Бешеная скачка продолжалась. К концу декабря проект обвинительного заключения попадает в Секретариат ЦК. Ежов и Акулов в сопроводительной записке просят назначить время обсуждения проекта. Сталин немедленно откликается резолюцией: «Молотову и др. членам ПБ. Предлагаю собраться завтра или сегодня ночью. Лучше сегодня в 9 часов». В тот же день обвинительное заключение обсуждается членами Политбюро, подписывается Вышинским, Шейниным и утверждается Акуловым.
Закрытое судебное заседание Военной коллегии Верховного Суда СССР по делу Николаева проходило в Ленинграде с 14 часов 20 минут 28 декабря до 6 часов 40 минут 29 декабря. Его вели: Ульрих — председатель, Матулевич и Горячев — члены Военной коллегии, Батнер — секретарь. На скамье подсудимых было 14 человек. Всем им предъявили обвинение в принадлежности к подпольной террористической антисоветской группе, образовавшейся из числа участников бывшей зиновьевской оппозиции в Ленинграде, по поручению которой Николаев и совершил убийство. Николаев вину свою в умышленном убийстве Кирова по заданию «ленинградского центра» признал и обличал членов этого центра. Большинство обвиняемых признали лишь свою принадлежность, да и то в прошлом, к новой зиновьевской оппозиции. К убийству Кирова, заявили они, отношения не имели. Тем не менее все они были приговорены к расстрелу, который был приведен в исполнение через час после объявления приговора.

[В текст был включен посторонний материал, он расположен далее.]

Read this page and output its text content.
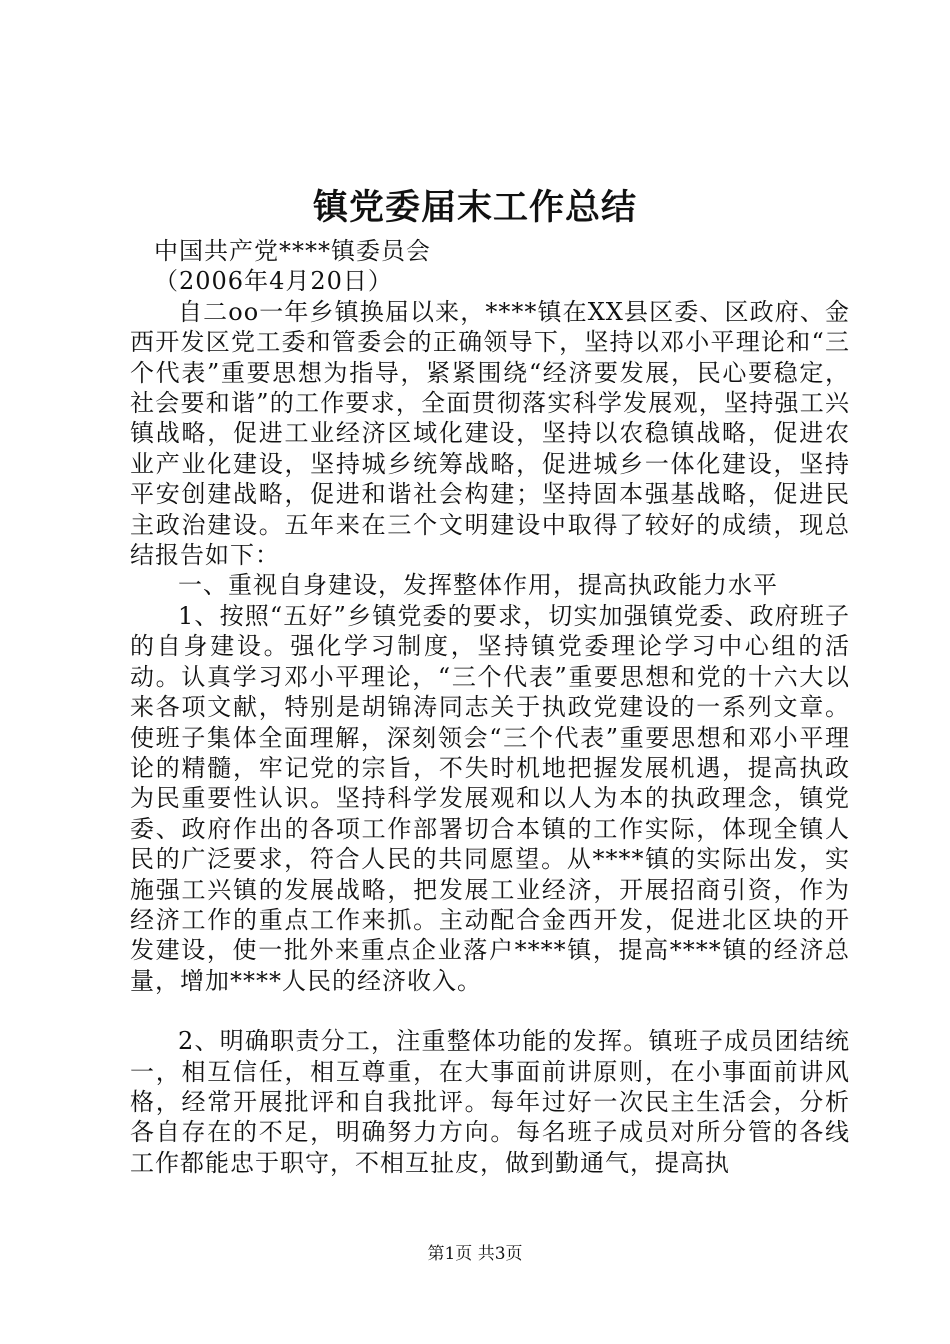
镇党委届末工作总结

中国共产党****镇委员会

（2006年4月20日）

自二oo一年乡镇换届以来，****镇在XX县区委、区政府、金西开发区党工委和管委会的正确领导下，坚持以邓小平理论和“三个代表”重要思想为指导，紧紧围绕“经济要发展，民心要稳定，社会要和谐”的工作要求，全面贯彻落实科学发展观，坚持强工兴镇战略，促进工业经济区域化建设，坚持以农稳镇战略，促进农业产业化建设，坚持城乡统筹战略，促进城乡一体化建设，坚持平安创建战略，促进和谐社会构建；坚持固本强基战略，促进民主政治建设。五年来在三个文明建设中取得了较好的成绩，现总结报告如下：

一、重视自身建设，发挥整体作用，提高执政能力水平

1、按照“五好”乡镇党委的要求，切实加强镇党委、政府班子的自身建设。强化学习制度，坚持镇党委理论学习中心组的活动。认真学习邓小平理论，“三个代表”重要思想和党的十六大以来各项文献，特别是胡锦涛同志关于执政党建设的一系列文章。使班子集体全面理解，深刻领会“三个代表”重要思想和邓小平理论的精髓，牢记党的宗旨，不失时机地把握发展机遇，提高执政为民重要性认识。坚持科学发展观和以人为本的执政理念，镇党委、政府作出的各项工作部署切合本镇的工作实际，体现全镇人民的广泛要求，符合人民的共同愿望。从****镇的实际出发，实施强工兴镇的发展战略，把发展工业经济，开展招商引资，作为经济工作的重点工作来抓。主动配合金西开发，促进北区块的开发建设，使一批外来重点企业落户****镇，提高****镇的经济总量，增加****人民的经济收入。

2、明确职责分工，注重整体功能的发挥。镇班子成员团结统一，相互信任，相互尊重，在大事面前讲原则，在小事面前讲风格，经常开展批评和自我批评。每年过好一次民主生活会，分析各自存在的不足，明确努力方向。每名班子成员对所分管的各线工作都能忠于职守，不相互扯皮，做到勤通气，提高执

第1页 共3页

В середине пятидесятых годов бывшие члены Военной коллегии Матулевич, Горячев и секретарь Батнер каждый в отдельности давали объяснения относительно этого судебного заседания. Каждый из них показал, что перед вынесением приговора Ульрих беседовал со Сталиным, и тот заявил, что мера наказания должна быть одна — расстрел. Выяснилось, что приговор в Ленинграде даже не составлялся. Он был заготовлен заранее, в Москве. Все разворачивалось по сценарию, разработанному Сталиным. Он предусмотрел даже такую «мелочь», как публикация обвинительного заключения в газетах, которое было напечатано 27 декабря, накануне судебного заседания. Так что заседание проходило под аккомпанемент возмущенных речей и принимаемых резолюций на многочисленных митингах и собраниях трудящихся, требующих справедливого возмездия троцкистско-зиновьевским убийцам. Толпы людей бесновались в цехах и на заводских площадях, и репортажами с этих сборищ были заполнены газетные столбцы. Формировалось общественное настроение, облегчавшее задачу правосудию — оно выражало народную волю. Великий мастер фальсификаций и шантажа, будущий гениальный режиссер политических процессов, всколыхнувших страну, проводил в Ленинграде генеральную репетицию невиданных мифологизированных спектаклей театра абсурда.
Большинство приведенных фактов были известны и раньше. Находились люди, выстраивавшие их в логическую цепь, замечавшие, что эти данные вступают в противоречие с официальной версией, а не являются ее подтверждением. Впервые вслух об этом сказал на XX съезде партии Н. С. Хрущев. Доклад о культе личности Сталина был закрытым, но слухи о нем просочились в зарубежную печать. Будоражили они и наших людей. Сегодня мы точно знаем, что сказал в 1956 году Хрущев относительно гибели Кирова. Вот эти строки: «Следует сказать, что обстоятельства, связанные с убийством т. Кирова, до сих пор таят в себе много непонятного и загадочного и требуют самого тщательного расследования. Есть основания думать, что убийце Кирова — Николаеву — кто-то помогал из людей, обязанных охранять Кирова. За полтора месяца до убийства Николаев был арестован за подозрительное поведение, но был выпущен и даже не обыскан. Крайне подозрительным является то обстоятельство, что когда прикрепленного к Кирову чекиста 2 декабря 1934 года везли на допрос, он оказался убитым при «аварии» автомашины, причем никто из сопровождающих его лиц при этом не пострадал. После убийства Кирова руководящие работники Ленинградского НКВД были сняты с работы и подвергнуты очень мягким наказаниям, но в 1937 году были расстреляны. Можно думать, что их расстреляли затем, чтобы замести следы организаторов убийства Кирова».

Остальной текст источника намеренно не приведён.